31 outubro 2006

a era Palocci

no Ministério da Fazenda, Palocci teve uma atuação inquestionável, exercendo com absoluto brilhantismo seu profundo desconhecimento de economia.

como líder de "uma equipe de excelência e eficiência técnica, totalmente voltada para o interesse público", conduziu o país a uma memorável façanha, que só não foi completa porque o Haiti defendeu com êxito o posto de último lugar em crescimento econômico na América Latina, no ano de 2005.

seu desempenho como médico no comando da economia só é comparável ao de um economista chefiando uma cirurgia.

Palocci manteve a economia Brasileira paralisada sob a ortodoxia convencional: taxa juros real alta, câmbio valorizado, superávit primário. resultado previsível: o ganho com a inflação sob controle foi anulado por crescimento medíocre, elevado desemprego e aumento da carga tributária.

numa metáfora médica: o medicamento ministrado não deixa o doente morrer, tampouco permite que saia da UTI... os mercados foram pacificados às custas da economia ser mantida com a estabilidade dos necrotérios.

graças à “era Palocci”, Lula pode admitir, com certa dose de orgulho, que jamais banqueiros e grandes empresários ganharam tanto dinheiro quanto em seu governo. já os votos, foram para seu adversário.

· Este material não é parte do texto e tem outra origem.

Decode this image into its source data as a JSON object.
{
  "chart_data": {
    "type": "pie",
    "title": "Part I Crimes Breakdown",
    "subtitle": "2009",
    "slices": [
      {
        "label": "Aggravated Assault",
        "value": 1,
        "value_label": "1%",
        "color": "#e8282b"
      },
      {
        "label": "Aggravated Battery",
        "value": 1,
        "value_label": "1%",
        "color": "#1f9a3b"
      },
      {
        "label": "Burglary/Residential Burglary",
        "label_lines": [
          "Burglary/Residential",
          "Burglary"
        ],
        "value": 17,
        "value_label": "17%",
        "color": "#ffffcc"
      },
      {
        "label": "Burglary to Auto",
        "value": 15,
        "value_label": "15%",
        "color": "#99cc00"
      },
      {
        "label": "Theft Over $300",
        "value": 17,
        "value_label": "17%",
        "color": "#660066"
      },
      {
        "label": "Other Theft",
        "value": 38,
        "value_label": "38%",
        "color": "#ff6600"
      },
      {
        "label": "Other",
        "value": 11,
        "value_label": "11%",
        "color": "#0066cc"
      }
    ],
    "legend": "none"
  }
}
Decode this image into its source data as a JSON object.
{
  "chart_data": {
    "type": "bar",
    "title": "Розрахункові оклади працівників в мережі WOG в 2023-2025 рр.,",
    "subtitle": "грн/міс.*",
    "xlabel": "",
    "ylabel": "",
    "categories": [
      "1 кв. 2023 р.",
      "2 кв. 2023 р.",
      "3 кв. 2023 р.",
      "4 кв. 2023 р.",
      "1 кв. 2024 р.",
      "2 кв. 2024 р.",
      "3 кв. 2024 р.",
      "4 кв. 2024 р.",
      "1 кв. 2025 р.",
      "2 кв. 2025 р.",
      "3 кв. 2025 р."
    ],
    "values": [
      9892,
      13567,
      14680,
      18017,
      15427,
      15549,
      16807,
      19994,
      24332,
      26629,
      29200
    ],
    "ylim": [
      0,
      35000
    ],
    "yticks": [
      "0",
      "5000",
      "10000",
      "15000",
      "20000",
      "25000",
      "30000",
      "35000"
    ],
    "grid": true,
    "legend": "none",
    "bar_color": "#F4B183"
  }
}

se os investimentos de Lula junto à elite não retornaram a rentabilidade eleitoral esperada, as camadas populares, porém, não retribuíram afagos com ingratidão. o custo da cesta básica em queda, o aumento do salário mínimo e um maior acesso ao consumo proporcionaram a Lula uma esmagadora maioria no eleitorado de baixa renda.

a herança de Lula para si próprio é um pacto maldito entre a Casa Grande e a Senzala, entre os bancos e os grotões, entre as forças do mercado e as favelas. para uns distribui juros, enquanto perpetua a miséria dos outros com políticas compensatórias.

excluída da aliança paradoxal dos mais ricos com os mais pobres, a classe média é a principal vítima da “era Palocci”. desde o milagre brasileiro na década de 70, a participação dos salários no PIB caiu de 50% para os atuais 27%.

com sua renda encolhida em 12% nos últimos quatro anos, a classe média foi o pêndulo das eleições de 2006. mandou um incisivo recado a Lula ao forçar o segundo turno, para, então, reafirmar seu repúdio à política econômica da “era Palocci”, legado de FHC.

tanto sob o aspecto político quanto o econômico, o modelo chegou ao seu limite. por fadiga de material, esgotou-se a capacidade de reciclagem do acordo entre o Copom e o Bolsa Família. mesmo o tempero de uma tímida distribuição de renda bancada pelo Estado não é compatível com o ajuste fiscal perene exigido pelo liberalismo sem meias medidas.

já não há como sustentar a manutenção dos programas sociais, ainda mais transferência pontual de renda via aumento de salário mínimo, sem a retomada do desenvolvimento, o que pressupõe mudanças macroeconômicas: queda dos juros e mudança no câmbio.

embora choque de gestão seja necessário para melhorar qualidade do funcionamento da máquina estatal, seu impacto no total de gastos públicos, considerando juros da dívida, é insuficiente. algo como cortar cabelos para perder peso.

inviável expandir ainda mais a carga tributária. novas reformas neoliberais (previdência, trabalho) e privatizações ficam descartadas após a inflexão política do segundo turno.

para arrecadar mais e gastar menos, resta como única opção o Estado alavancar o desenvolvimento com distribuição de renda. a própria lógica interna do modelo levou-o a um beco sem saída: nem viabilidade econômica tampouco apoio político.

seja de um jeito ou de outro (aliás, em Ribeirão Preto está aberta a porta da cela) não resta dúvida: acabou-se a “era Palocci”.